"Brian Cassidy" <[EMAIL PROTECTED]> writes:

> > -----Original Message-----
> > What do you think it should do exactly?
> 
> I would say... redirect!
> 
> At least, since the RFC (2616, see section 6.1.1, last paragraph) says that
> all unknown status codes are to be handled by the base code (ie 320 => 300),
> then those unknown 3XX codes should redirect.
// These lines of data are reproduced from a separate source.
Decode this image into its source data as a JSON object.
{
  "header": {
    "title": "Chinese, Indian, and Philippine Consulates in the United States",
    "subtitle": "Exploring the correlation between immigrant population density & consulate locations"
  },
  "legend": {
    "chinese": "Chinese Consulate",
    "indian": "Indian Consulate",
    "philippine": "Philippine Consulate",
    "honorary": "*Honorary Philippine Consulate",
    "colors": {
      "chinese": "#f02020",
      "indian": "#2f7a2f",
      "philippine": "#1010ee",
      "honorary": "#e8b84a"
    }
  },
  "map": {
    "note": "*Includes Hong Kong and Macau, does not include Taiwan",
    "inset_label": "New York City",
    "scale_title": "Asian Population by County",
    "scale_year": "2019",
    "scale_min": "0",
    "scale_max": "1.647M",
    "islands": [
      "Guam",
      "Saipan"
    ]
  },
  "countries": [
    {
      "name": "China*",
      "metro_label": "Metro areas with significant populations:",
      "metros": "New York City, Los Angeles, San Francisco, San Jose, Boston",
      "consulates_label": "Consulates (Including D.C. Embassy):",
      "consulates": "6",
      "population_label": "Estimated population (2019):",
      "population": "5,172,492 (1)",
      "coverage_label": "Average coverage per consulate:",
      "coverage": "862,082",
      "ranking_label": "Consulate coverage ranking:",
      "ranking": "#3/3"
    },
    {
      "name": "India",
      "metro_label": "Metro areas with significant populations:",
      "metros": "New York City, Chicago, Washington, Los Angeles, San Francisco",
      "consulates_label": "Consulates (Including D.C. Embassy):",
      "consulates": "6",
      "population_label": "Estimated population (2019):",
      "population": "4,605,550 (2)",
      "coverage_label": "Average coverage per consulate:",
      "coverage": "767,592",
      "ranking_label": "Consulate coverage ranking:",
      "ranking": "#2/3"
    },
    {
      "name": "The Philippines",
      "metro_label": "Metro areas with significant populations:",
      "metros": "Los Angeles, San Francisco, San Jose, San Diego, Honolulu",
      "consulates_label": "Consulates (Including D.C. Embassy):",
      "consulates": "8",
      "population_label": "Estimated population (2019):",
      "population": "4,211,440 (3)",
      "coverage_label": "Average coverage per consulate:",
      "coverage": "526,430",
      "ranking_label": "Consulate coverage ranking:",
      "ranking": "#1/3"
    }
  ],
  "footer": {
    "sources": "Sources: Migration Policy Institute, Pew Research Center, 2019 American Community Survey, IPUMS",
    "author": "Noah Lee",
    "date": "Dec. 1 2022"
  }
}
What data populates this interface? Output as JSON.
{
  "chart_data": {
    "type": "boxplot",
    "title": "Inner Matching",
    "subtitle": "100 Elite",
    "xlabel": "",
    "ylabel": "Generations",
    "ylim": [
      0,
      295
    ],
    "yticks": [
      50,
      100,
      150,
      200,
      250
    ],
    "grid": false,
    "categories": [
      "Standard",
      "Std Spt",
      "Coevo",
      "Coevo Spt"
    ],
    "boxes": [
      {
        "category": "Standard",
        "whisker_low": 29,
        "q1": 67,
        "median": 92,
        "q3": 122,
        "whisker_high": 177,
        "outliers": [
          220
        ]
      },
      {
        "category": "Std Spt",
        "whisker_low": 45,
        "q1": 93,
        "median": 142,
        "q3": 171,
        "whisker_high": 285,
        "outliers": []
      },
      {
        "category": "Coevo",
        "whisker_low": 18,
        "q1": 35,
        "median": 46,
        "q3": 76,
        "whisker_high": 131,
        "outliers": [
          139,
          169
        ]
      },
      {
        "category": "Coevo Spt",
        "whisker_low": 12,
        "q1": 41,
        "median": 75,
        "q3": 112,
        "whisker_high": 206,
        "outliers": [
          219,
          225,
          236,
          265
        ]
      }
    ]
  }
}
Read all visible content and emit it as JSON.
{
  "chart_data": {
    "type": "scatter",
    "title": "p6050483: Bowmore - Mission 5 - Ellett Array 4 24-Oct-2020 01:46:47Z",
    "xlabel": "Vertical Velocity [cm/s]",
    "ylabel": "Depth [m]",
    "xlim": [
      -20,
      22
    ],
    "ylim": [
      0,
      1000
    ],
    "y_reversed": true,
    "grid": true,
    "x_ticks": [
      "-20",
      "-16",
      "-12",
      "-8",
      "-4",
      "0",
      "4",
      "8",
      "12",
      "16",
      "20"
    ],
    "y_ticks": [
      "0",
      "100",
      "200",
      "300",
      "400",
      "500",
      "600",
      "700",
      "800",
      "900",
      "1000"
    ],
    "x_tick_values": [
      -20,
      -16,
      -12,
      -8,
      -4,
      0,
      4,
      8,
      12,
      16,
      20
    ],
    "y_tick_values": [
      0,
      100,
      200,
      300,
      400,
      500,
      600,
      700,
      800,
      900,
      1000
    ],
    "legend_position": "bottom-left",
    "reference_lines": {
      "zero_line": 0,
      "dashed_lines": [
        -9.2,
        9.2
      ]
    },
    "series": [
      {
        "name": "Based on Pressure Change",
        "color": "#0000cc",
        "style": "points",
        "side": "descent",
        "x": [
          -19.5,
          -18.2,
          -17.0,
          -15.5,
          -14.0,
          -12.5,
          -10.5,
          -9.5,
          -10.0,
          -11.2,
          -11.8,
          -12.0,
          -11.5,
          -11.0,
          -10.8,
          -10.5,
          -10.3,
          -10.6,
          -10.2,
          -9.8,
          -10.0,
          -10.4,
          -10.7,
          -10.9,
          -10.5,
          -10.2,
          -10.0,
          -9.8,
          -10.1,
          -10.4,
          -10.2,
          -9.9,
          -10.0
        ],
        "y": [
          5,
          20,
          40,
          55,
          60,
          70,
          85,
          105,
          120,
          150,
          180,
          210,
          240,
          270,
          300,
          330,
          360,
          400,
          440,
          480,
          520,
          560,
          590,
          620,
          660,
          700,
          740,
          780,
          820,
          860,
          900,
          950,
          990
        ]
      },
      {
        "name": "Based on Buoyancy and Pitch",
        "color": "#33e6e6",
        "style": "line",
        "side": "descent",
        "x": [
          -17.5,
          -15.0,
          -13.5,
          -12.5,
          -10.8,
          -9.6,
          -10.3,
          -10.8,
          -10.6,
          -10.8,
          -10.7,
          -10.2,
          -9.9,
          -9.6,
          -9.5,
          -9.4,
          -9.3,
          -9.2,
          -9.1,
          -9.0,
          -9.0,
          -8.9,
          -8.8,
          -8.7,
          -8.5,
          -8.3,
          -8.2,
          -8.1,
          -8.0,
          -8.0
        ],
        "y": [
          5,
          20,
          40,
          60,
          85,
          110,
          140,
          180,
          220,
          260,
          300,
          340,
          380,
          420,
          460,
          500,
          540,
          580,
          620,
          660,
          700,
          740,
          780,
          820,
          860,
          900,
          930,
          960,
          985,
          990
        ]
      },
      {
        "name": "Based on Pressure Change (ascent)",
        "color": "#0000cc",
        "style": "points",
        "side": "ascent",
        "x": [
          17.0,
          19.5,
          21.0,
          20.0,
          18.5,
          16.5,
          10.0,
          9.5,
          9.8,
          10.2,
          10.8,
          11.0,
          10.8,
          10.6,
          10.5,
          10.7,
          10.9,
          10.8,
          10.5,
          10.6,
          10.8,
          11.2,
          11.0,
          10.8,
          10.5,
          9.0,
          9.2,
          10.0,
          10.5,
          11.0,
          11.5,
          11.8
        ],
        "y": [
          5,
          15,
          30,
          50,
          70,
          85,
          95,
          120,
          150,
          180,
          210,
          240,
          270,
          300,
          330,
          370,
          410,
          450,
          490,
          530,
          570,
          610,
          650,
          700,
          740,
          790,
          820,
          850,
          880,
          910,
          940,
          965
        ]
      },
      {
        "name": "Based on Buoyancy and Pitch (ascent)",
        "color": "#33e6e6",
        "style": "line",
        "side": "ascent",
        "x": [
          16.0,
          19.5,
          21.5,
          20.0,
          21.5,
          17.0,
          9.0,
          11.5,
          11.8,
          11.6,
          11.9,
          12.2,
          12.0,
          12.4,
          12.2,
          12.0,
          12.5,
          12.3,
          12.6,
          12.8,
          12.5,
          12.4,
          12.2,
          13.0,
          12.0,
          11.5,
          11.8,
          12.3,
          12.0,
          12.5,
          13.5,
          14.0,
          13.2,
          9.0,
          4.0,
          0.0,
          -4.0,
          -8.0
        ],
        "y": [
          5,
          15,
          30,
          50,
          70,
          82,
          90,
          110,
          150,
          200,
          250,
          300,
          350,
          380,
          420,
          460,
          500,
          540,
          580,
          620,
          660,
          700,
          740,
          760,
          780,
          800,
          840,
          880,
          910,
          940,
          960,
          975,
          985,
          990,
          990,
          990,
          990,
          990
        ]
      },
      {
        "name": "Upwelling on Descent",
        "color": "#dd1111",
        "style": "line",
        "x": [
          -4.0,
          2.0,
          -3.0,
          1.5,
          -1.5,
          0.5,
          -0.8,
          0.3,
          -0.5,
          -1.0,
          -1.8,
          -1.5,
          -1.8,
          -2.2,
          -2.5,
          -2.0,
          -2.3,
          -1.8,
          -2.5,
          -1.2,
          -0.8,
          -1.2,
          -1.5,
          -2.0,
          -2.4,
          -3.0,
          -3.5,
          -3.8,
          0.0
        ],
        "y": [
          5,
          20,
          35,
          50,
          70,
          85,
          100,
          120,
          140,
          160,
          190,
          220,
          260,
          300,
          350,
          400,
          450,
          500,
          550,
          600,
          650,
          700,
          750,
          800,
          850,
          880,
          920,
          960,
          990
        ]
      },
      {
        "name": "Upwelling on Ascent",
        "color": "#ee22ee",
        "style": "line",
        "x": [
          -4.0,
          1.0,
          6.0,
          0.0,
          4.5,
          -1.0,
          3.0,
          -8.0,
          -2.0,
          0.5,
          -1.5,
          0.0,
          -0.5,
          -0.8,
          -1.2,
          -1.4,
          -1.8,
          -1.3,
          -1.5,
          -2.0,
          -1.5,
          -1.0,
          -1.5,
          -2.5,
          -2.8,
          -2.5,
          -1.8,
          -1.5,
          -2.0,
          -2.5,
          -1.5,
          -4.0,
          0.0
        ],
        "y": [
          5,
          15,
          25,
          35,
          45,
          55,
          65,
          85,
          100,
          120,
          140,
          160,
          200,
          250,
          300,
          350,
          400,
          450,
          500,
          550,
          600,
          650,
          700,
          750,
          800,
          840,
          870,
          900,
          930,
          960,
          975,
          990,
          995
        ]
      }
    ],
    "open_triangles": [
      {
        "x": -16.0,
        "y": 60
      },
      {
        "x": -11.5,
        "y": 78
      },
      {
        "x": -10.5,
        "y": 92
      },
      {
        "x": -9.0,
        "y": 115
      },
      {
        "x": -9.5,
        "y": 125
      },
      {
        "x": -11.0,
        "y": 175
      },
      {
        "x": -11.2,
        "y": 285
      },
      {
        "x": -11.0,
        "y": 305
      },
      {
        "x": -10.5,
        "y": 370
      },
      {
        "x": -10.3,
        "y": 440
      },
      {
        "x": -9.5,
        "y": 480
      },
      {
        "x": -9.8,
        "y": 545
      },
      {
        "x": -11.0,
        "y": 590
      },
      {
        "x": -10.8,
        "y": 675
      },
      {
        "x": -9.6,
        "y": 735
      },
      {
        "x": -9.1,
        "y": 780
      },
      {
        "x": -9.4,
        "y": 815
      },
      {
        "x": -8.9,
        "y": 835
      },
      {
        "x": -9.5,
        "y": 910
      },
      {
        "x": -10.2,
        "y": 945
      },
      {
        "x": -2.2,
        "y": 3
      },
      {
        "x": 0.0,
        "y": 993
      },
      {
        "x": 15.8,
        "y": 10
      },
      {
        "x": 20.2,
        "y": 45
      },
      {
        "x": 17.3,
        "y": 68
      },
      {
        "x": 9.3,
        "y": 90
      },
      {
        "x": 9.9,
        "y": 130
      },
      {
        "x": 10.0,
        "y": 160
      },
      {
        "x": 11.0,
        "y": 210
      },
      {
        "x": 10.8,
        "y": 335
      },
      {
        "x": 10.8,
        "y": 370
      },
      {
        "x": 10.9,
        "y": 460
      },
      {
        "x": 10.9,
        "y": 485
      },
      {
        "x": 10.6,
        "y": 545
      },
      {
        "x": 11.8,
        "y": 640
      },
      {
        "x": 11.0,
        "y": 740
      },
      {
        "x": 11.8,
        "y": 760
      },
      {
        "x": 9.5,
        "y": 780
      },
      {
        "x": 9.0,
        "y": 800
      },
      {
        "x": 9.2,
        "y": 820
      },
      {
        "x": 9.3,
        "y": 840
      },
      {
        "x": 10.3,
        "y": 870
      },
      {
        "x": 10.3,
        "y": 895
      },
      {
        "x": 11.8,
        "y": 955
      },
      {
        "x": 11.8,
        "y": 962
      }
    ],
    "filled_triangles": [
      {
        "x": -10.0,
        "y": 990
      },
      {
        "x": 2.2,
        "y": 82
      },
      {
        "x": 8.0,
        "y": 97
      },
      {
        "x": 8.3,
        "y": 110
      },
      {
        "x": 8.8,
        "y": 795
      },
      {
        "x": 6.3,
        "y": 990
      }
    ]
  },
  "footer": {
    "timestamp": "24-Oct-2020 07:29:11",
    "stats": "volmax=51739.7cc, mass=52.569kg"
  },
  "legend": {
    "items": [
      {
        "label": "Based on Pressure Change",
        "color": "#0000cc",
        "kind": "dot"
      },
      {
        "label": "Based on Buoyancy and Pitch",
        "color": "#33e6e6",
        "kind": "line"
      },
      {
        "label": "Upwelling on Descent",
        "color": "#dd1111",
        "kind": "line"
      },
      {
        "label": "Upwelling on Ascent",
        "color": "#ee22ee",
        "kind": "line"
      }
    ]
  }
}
Code 300 can be auto-handled
> by grabbing the Location header field.

I buy the argument that RFC 2616 actually states that an unknown code
like 320 should be handled like 300.  But if you read the spec for how
to deal with the various 3xx codes it seems obvious that you would do
the wrong thing if you did not know how to deal with 304 or 305 and
just treated them as 300.  I therefore consider it safer to just do
nothing for unknown 3xx codes.  If the list of 3xx codes is expanded
in the future there will probably be very specic behaviours requested
by a client.

And how to handle 300 responses is not really well defined in RFC 2616
either.  It says that the "entity" will contain a list of resources
that the user agent can choose between.  It then goes on to say that
there might also be a Location field containing the server's preferred
choice.  It does not specify what entity types can be used, and it
does not say what should happen to non-GET requests if we were to
follow this Location.  Should we handle it like 303 or 307?

In short I think it is better to just ignore this problem and do
nothing at the LWP level about it.

Do you know how MSIE/Mozilla deal with 300 responses?